ARTICLE

LE TÉLÉGRAMME | Démolition du cinéma LE BRETAGNE à Quimper

QUIMPER - Les Rives de Saint-Corentin - HQE
Au cinéma Le Bretagne à Quimper, le rideau est tombé. Depuis ce mardi 4 octobre 2022, l’ancien cinéma Le Bretagne, à Quimper, disparaît peu à peu du paysage. Au terme de ce chantier de démolition prévu sur trois semaines, la construction d’une résidence de 18 logements pourra commencer.

« Clap de fin », lance cet homme, en arrivant sur le parvis du Conseil départemental du Finistère, ce mardi 4 octobre, à Quimper. Il est un peu plus de 11 h. Le Quimpérois y rejoint une connaissance ; Pascal, qui vit dans un immeuble tout proche depuis vingt-cinq ans. De ce parvis, les deux hommes surplombent légèrement l’allée François-Truffaut où une grue XXL s’affaire depuis plus d’une heure et demie à effacer la présence de l’ancien cinéma Le Bretagne.

 

Ce « pan de l’histoire quimpéroise », comme le dira quelques instants plus tard un passant, est effectivement condamné à disparaître. Car le groupe finistérien Soft, qui a acquis le bâtiment auprès du diocèse, a pour projet d’ériger ici une résidence de 18 logements ; du T2 de 50 m² environ au T5 de plus de 150 m².

« Le tout, dans une finition très haut de gamme », appuie Arnaud Ferellec. Et leur commercialisation avance « très, très bien », savoure le responsable du développement au sein du groupe Soft. « À ce jour, précise-t-il, il ne reste que 4 logements à vendre, dont deux sont déjà optionnés ». Autant d’appartements qui devraient être livrés avant juin 2024.

Un projet dans lequel l’ancien cinéma n’avait pas sa place. Ce qu’Arnaud Ferellec confirme. Évoquant « un bâtiment ancien, qui avait en partie brûlé il y a quelques années ». « La structure ne permettait pas d’être réutilisée pour faire du logement ».

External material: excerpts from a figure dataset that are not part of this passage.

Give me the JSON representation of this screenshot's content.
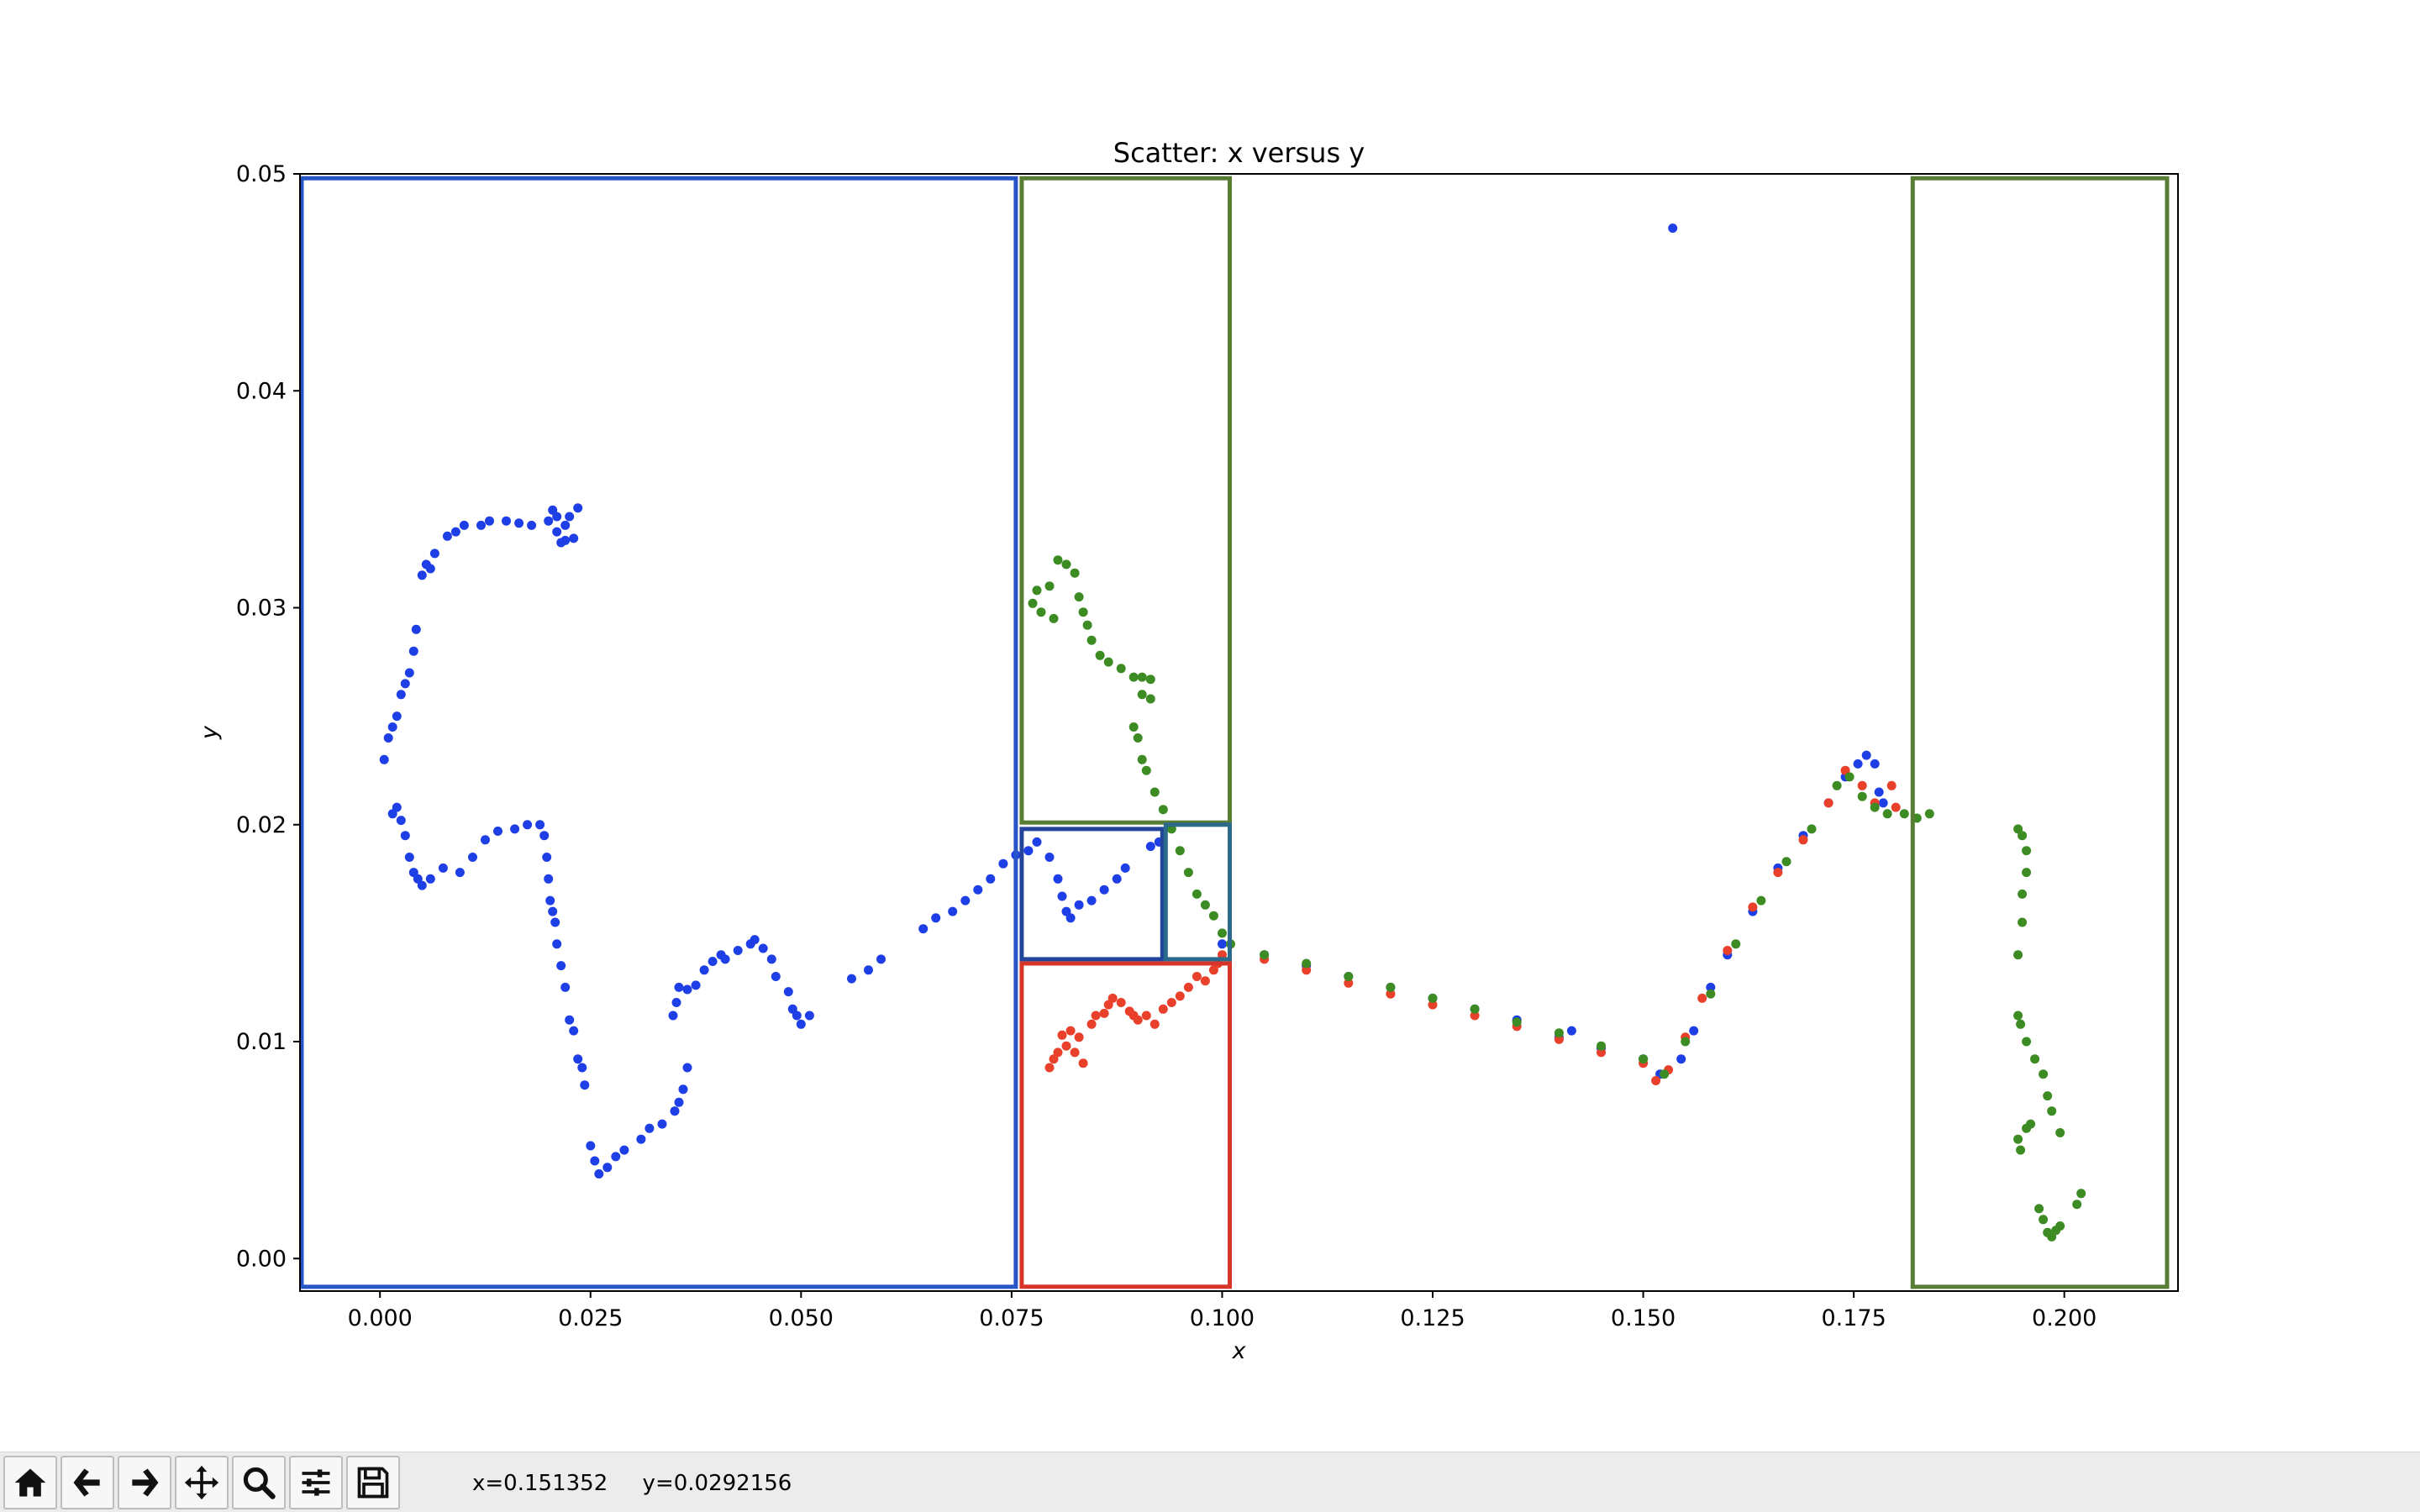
{
  "chart_data": {
    "type": "scatter",
    "title": "Scatter: x versus y",
    "xlabel": "x",
    "ylabel": "y",
    "xlim": [
      -0.0095,
      0.2135
    ],
    "ylim": [
      -0.0015,
      0.05
    ],
    "xticks": [
      "0.000",
      "0.025",
      "0.050",
      "0.075",
      "0.100",
      "0.125",
      "0.150",
      "0.175",
      "0.200"
    ],
    "yticks": [
      "0.00",
      "0.01",
      "0.02",
      "0.03",
      "0.04",
      "0.05"
    ],
    "grid": false,
    "series": [
      {
        "color": "#1f3fe6",
        "points": [
          [
            0.0005,
            0.023
          ],
          [
            0.001,
            0.024
          ],
          [
            0.0015,
            0.0245
          ],
          [
            0.002,
            0.025
          ],
          [
            0.0025,
            0.026
          ],
          [
            0.003,
            0.0265
          ],
          [
            0.0035,
            0.027
          ],
          [
            0.004,
            0.028
          ],
          [
            0.0043,
            0.029
          ],
          [
            0.005,
            0.0315
          ],
          [
            0.0055,
            0.032
          ],
          [
            0.006,
            0.0318
          ],
          [
            0.0065,
            0.0325
          ],
          [
            0.008,
            0.0333
          ],
          [
            0.009,
            0.0335
          ],
          [
            0.01,
            0.0338
          ],
          [
            0.012,
            0.0338
          ],
          [
            0.013,
            0.034
          ],
          [
            0.015,
            0.034
          ],
          [
            0.0165,
            0.0339
          ],
          [
            0.018,
            0.0338
          ],
          [
            0.02,
            0.034
          ],
          [
            0.0205,
            0.0345
          ],
          [
            0.021,
            0.0335
          ],
          [
            0.0215,
            0.033
          ],
          [
            0.022,
            0.0338
          ],
          [
            0.0225,
            0.0342
          ],
          [
            0.023,
            0.0332
          ],
          [
            0.0235,
            0.0346
          ],
          [
            0.021,
            0.0342
          ],
          [
            0.022,
            0.0331
          ],
          [
            0.0015,
            0.0205
          ],
          [
            0.002,
            0.0208
          ],
          [
            0.0025,
            0.0202
          ],
          [
            0.003,
            0.0195
          ],
          [
            0.0035,
            0.0185
          ],
          [
            0.004,
            0.0178
          ],
          [
            0.0045,
            0.0175
          ],
          [
            0.005,
            0.0172
          ],
          [
            0.006,
            0.0175
          ],
          [
            0.0075,
            0.018
          ],
          [
            0.0095,
            0.0178
          ],
          [
            0.011,
            0.0185
          ],
          [
            0.0125,
            0.0193
          ],
          [
            0.014,
            0.0197
          ],
          [
            0.016,
            0.0198
          ],
          [
            0.0175,
            0.02
          ],
          [
            0.019,
            0.02
          ],
          [
            0.0195,
            0.0195
          ],
          [
            0.0198,
            0.0185
          ],
          [
            0.02,
            0.0175
          ],
          [
            0.0202,
            0.0165
          ],
          [
            0.0205,
            0.016
          ],
          [
            0.0208,
            0.0155
          ],
          [
            0.021,
            0.0145
          ],
          [
            0.0215,
            0.0135
          ],
          [
            0.022,
            0.0125
          ],
          [
            0.0225,
            0.011
          ],
          [
            0.023,
            0.0105
          ],
          [
            0.0235,
            0.0092
          ],
          [
            0.024,
            0.0088
          ],
          [
            0.0243,
            0.008
          ],
          [
            0.025,
            0.0052
          ],
          [
            0.0255,
            0.0045
          ],
          [
            0.026,
            0.0039
          ],
          [
            0.027,
            0.0042
          ],
          [
            0.028,
            0.0047
          ],
          [
            0.029,
            0.005
          ],
          [
            0.031,
            0.0055
          ],
          [
            0.032,
            0.006
          ],
          [
            0.0335,
            0.0062
          ],
          [
            0.035,
            0.0068
          ],
          [
            0.0355,
            0.0072
          ],
          [
            0.036,
            0.0078
          ],
          [
            0.0365,
            0.0088
          ],
          [
            0.0348,
            0.0112
          ],
          [
            0.0352,
            0.0118
          ],
          [
            0.0355,
            0.0125
          ],
          [
            0.0365,
            0.0124
          ],
          [
            0.0375,
            0.0126
          ],
          [
            0.0385,
            0.0133
          ],
          [
            0.0395,
            0.0137
          ],
          [
            0.0405,
            0.014
          ],
          [
            0.041,
            0.0138
          ],
          [
            0.0425,
            0.0142
          ],
          [
            0.044,
            0.0145
          ],
          [
            0.0445,
            0.0147
          ],
          [
            0.0455,
            0.0143
          ],
          [
            0.0465,
            0.0138
          ],
          [
            0.047,
            0.013
          ],
          [
            0.0485,
            0.0123
          ],
          [
            0.049,
            0.0115
          ],
          [
            0.0495,
            0.0112
          ],
          [
            0.05,
            0.0108
          ],
          [
            0.051,
            0.0112
          ],
          [
            0.056,
            0.0129
          ],
          [
            0.058,
            0.0133
          ],
          [
            0.0595,
            0.0138
          ],
          [
            0.0645,
            0.0152
          ],
          [
            0.066,
            0.0157
          ],
          [
            0.068,
            0.016
          ],
          [
            0.0695,
            0.0165
          ],
          [
            0.071,
            0.017
          ],
          [
            0.0725,
            0.0175
          ],
          [
            0.074,
            0.0182
          ],
          [
            0.0755,
            0.0186
          ],
          [
            0.077,
            0.0188
          ],
          [
            0.078,
            0.0192
          ],
          [
            0.0795,
            0.0185
          ],
          [
            0.0805,
            0.0175
          ],
          [
            0.081,
            0.0167
          ],
          [
            0.0815,
            0.016
          ],
          [
            0.082,
            0.0157
          ],
          [
            0.083,
            0.0163
          ],
          [
            0.0845,
            0.0165
          ],
          [
            0.086,
            0.017
          ],
          [
            0.0875,
            0.0175
          ],
          [
            0.0885,
            0.018
          ],
          [
            0.0915,
            0.019
          ],
          [
            0.0925,
            0.0192
          ],
          [
            0.1,
            0.0145
          ],
          [
            0.105,
            0.014
          ],
          [
            0.11,
            0.0135
          ],
          [
            0.115,
            0.013
          ],
          [
            0.12,
            0.0125
          ],
          [
            0.125,
            0.012
          ],
          [
            0.13,
            0.0115
          ],
          [
            0.135,
            0.011
          ],
          [
            0.14,
            0.0102
          ],
          [
            0.145,
            0.0097
          ],
          [
            0.15,
            0.0092
          ],
          [
            0.152,
            0.0085
          ],
          [
            0.1545,
            0.0092
          ],
          [
            0.156,
            0.0105
          ],
          [
            0.158,
            0.0125
          ],
          [
            0.16,
            0.014
          ],
          [
            0.163,
            0.016
          ],
          [
            0.166,
            0.018
          ],
          [
            0.169,
            0.0195
          ],
          [
            0.172,
            0.021
          ],
          [
            0.174,
            0.0222
          ],
          [
            0.1755,
            0.0228
          ],
          [
            0.1765,
            0.0232
          ],
          [
            0.1775,
            0.0228
          ],
          [
            0.178,
            0.0215
          ],
          [
            0.1785,
            0.021
          ],
          [
            0.1415,
            0.0105
          ],
          [
            0.1535,
            0.0475
          ]
        ]
      },
      {
        "color": "#e8402a",
        "points": [
          [
            0.0795,
            0.0088
          ],
          [
            0.08,
            0.0092
          ],
          [
            0.0805,
            0.0095
          ],
          [
            0.081,
            0.0103
          ],
          [
            0.0815,
            0.0098
          ],
          [
            0.082,
            0.0105
          ],
          [
            0.0825,
            0.0095
          ],
          [
            0.083,
            0.0102
          ],
          [
            0.0835,
            0.009
          ],
          [
            0.0845,
            0.0108
          ],
          [
            0.085,
            0.0112
          ],
          [
            0.086,
            0.0113
          ],
          [
            0.0865,
            0.0117
          ],
          [
            0.087,
            0.012
          ],
          [
            0.088,
            0.0118
          ],
          [
            0.089,
            0.0114
          ],
          [
            0.0895,
            0.0112
          ],
          [
            0.09,
            0.011
          ],
          [
            0.091,
            0.0112
          ],
          [
            0.092,
            0.0108
          ],
          [
            0.093,
            0.0115
          ],
          [
            0.094,
            0.0118
          ],
          [
            0.095,
            0.0121
          ],
          [
            0.096,
            0.0125
          ],
          [
            0.097,
            0.013
          ],
          [
            0.098,
            0.0128
          ],
          [
            0.099,
            0.0133
          ],
          [
            0.0995,
            0.0136
          ],
          [
            0.1,
            0.014
          ],
          [
            0.105,
            0.0138
          ],
          [
            0.11,
            0.0133
          ],
          [
            0.115,
            0.0127
          ],
          [
            0.12,
            0.0122
          ],
          [
            0.125,
            0.0117
          ],
          [
            0.13,
            0.0112
          ],
          [
            0.135,
            0.0107
          ],
          [
            0.14,
            0.0101
          ],
          [
            0.145,
            0.0095
          ],
          [
            0.15,
            0.009
          ],
          [
            0.1515,
            0.0082
          ],
          [
            0.153,
            0.0087
          ],
          [
            0.155,
            0.0102
          ],
          [
            0.157,
            0.012
          ],
          [
            0.16,
            0.0142
          ],
          [
            0.163,
            0.0162
          ],
          [
            0.166,
            0.0178
          ],
          [
            0.169,
            0.0193
          ],
          [
            0.172,
            0.021
          ],
          [
            0.174,
            0.0225
          ],
          [
            0.176,
            0.0218
          ],
          [
            0.1775,
            0.021
          ],
          [
            0.1795,
            0.0218
          ],
          [
            0.18,
            0.0208
          ]
        ]
      },
      {
        "color": "#3c8c23",
        "points": [
          [
            0.0775,
            0.0302
          ],
          [
            0.078,
            0.0308
          ],
          [
            0.0785,
            0.0298
          ],
          [
            0.0795,
            0.031
          ],
          [
            0.08,
            0.0295
          ],
          [
            0.0805,
            0.0322
          ],
          [
            0.0815,
            0.032
          ],
          [
            0.0825,
            0.0316
          ],
          [
            0.083,
            0.0305
          ],
          [
            0.0835,
            0.0298
          ],
          [
            0.084,
            0.0292
          ],
          [
            0.0845,
            0.0285
          ],
          [
            0.0855,
            0.0278
          ],
          [
            0.0865,
            0.0275
          ],
          [
            0.088,
            0.0272
          ],
          [
            0.0895,
            0.0268
          ],
          [
            0.0905,
            0.0268
          ],
          [
            0.0915,
            0.0267
          ],
          [
            0.0905,
            0.026
          ],
          [
            0.0915,
            0.0258
          ],
          [
            0.0895,
            0.0245
          ],
          [
            0.09,
            0.024
          ],
          [
            0.0905,
            0.023
          ],
          [
            0.091,
            0.0225
          ],
          [
            0.092,
            0.0215
          ],
          [
            0.093,
            0.0207
          ],
          [
            0.094,
            0.0198
          ],
          [
            0.095,
            0.0188
          ],
          [
            0.096,
            0.0178
          ],
          [
            0.097,
            0.0168
          ],
          [
            0.098,
            0.0163
          ],
          [
            0.099,
            0.0158
          ],
          [
            0.1,
            0.015
          ],
          [
            0.101,
            0.0145
          ],
          [
            0.105,
            0.014
          ],
          [
            0.11,
            0.0136
          ],
          [
            0.115,
            0.013
          ],
          [
            0.12,
            0.0125
          ],
          [
            0.125,
            0.012
          ],
          [
            0.13,
            0.0115
          ],
          [
            0.135,
            0.0109
          ],
          [
            0.14,
            0.0104
          ],
          [
            0.145,
            0.0098
          ],
          [
            0.15,
            0.0092
          ],
          [
            0.1525,
            0.0085
          ],
          [
            0.155,
            0.01
          ],
          [
            0.158,
            0.0122
          ],
          [
            0.161,
            0.0145
          ],
          [
            0.164,
            0.0165
          ],
          [
            0.167,
            0.0183
          ],
          [
            0.17,
            0.0198
          ],
          [
            0.173,
            0.0218
          ],
          [
            0.1745,
            0.0222
          ],
          [
            0.176,
            0.0213
          ],
          [
            0.1775,
            0.0208
          ],
          [
            0.179,
            0.0205
          ],
          [
            0.181,
            0.0205
          ],
          [
            0.1825,
            0.0203
          ],
          [
            0.184,
            0.0205
          ],
          [
            0.1945,
            0.0198
          ],
          [
            0.195,
            0.0195
          ],
          [
            0.1955,
            0.0188
          ],
          [
            0.1955,
            0.0178
          ],
          [
            0.195,
            0.0168
          ],
          [
            0.195,
            0.0155
          ],
          [
            0.1945,
            0.014
          ],
          [
            0.1945,
            0.0112
          ],
          [
            0.1948,
            0.0108
          ],
          [
            0.1955,
            0.01
          ],
          [
            0.1965,
            0.0092
          ],
          [
            0.1975,
            0.0085
          ],
          [
            0.198,
            0.0075
          ],
          [
            0.1985,
            0.0068
          ],
          [
            0.1995,
            0.0058
          ],
          [
            0.1955,
            0.006
          ],
          [
            0.196,
            0.0062
          ],
          [
            0.1945,
            0.0055
          ],
          [
            0.1948,
            0.005
          ],
          [
            0.197,
            0.0023
          ],
          [
            0.1975,
            0.0018
          ],
          [
            0.198,
            0.0012
          ],
          [
            0.1985,
            0.001
          ],
          [
            0.199,
            0.0013
          ],
          [
            0.1995,
            0.0015
          ],
          [
            0.2015,
            0.0025
          ],
          [
            0.202,
            0.003
          ]
        ]
      }
    ],
    "rectangles": [
      {
        "color": "#2755c8",
        "x0": -0.0093,
        "x1": 0.0755,
        "y0": -0.0013,
        "y1": 0.0498
      },
      {
        "color": "#587d35",
        "x0": 0.0762,
        "x1": 0.1009,
        "y0": 0.0201,
        "y1": 0.0498
      },
      {
        "color": "#23449a",
        "x0": 0.0762,
        "x1": 0.0929,
        "y0": 0.0138,
        "y1": 0.0198
      },
      {
        "color": "#2b6a8b",
        "x0": 0.0933,
        "x1": 0.1009,
        "y0": 0.0138,
        "y1": 0.02
      },
      {
        "color": "#d7352a",
        "x0": 0.0762,
        "x1": 0.1009,
        "y0": -0.0013,
        "y1": 0.0136
      },
      {
        "color": "#587d35",
        "x0": 0.182,
        "x1": 0.2122,
        "y0": -0.0013,
        "y1": 0.0498
      }
    ]
  },
  "toolbar": {
    "buttons": [
      "home-icon",
      "back-arrow-icon",
      "forward-arrow-icon",
      "pan-icon",
      "zoom-icon",
      "configure-subplots-icon",
      "save-icon"
    ],
    "coords": "x=0.151352     y=0.0292156"
  }
}
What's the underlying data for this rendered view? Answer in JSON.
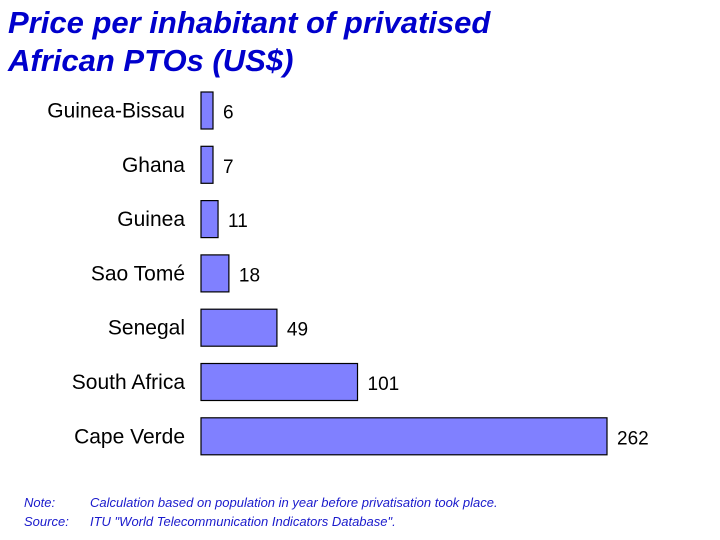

« C’était attendu, mais ça fait bizarre… »

Durant les trois prochaines semaines, les ouvriers vont donc œuvrer pour le raser, avant que la construction du nouvel édifice ne commence. Une scène que les deux Quimpérois observent avec attention, ce mardi matin. Des souvenirs plein la tête. À 64 ans, Pascal a connu les lieux quand la salle s’appelait la Phalange d’Arvor. « Et on faisait la kermesse de l’école ici », explique le riverain, qui dit avoir été « aux premières loges », lors de l’incendie du 14 juillet 2020.

Destruction Le Cinéma - QUIMPER - Les Rives de Saint-Corentin
Destruction Le Cinéma - QUIMPER - Les Rives de Saint-Corentin
(Le Télégramme/Sophie Benoit)

Son acolyte écoute. Scrutant toujours ce cinéma où il a travaillé comme projectionniste durant huit ans. « Ce que ça me fait ? Je n’arrive pas à le décrire ! C’était attendu, mais ça fait bizarre… Pour tout le monde ». De relativiser, un peu plus tard : « C’est peut-être mieux que ça arrive maintenant car c’était une verrue dans le quartier. On va retrouver de l’air ».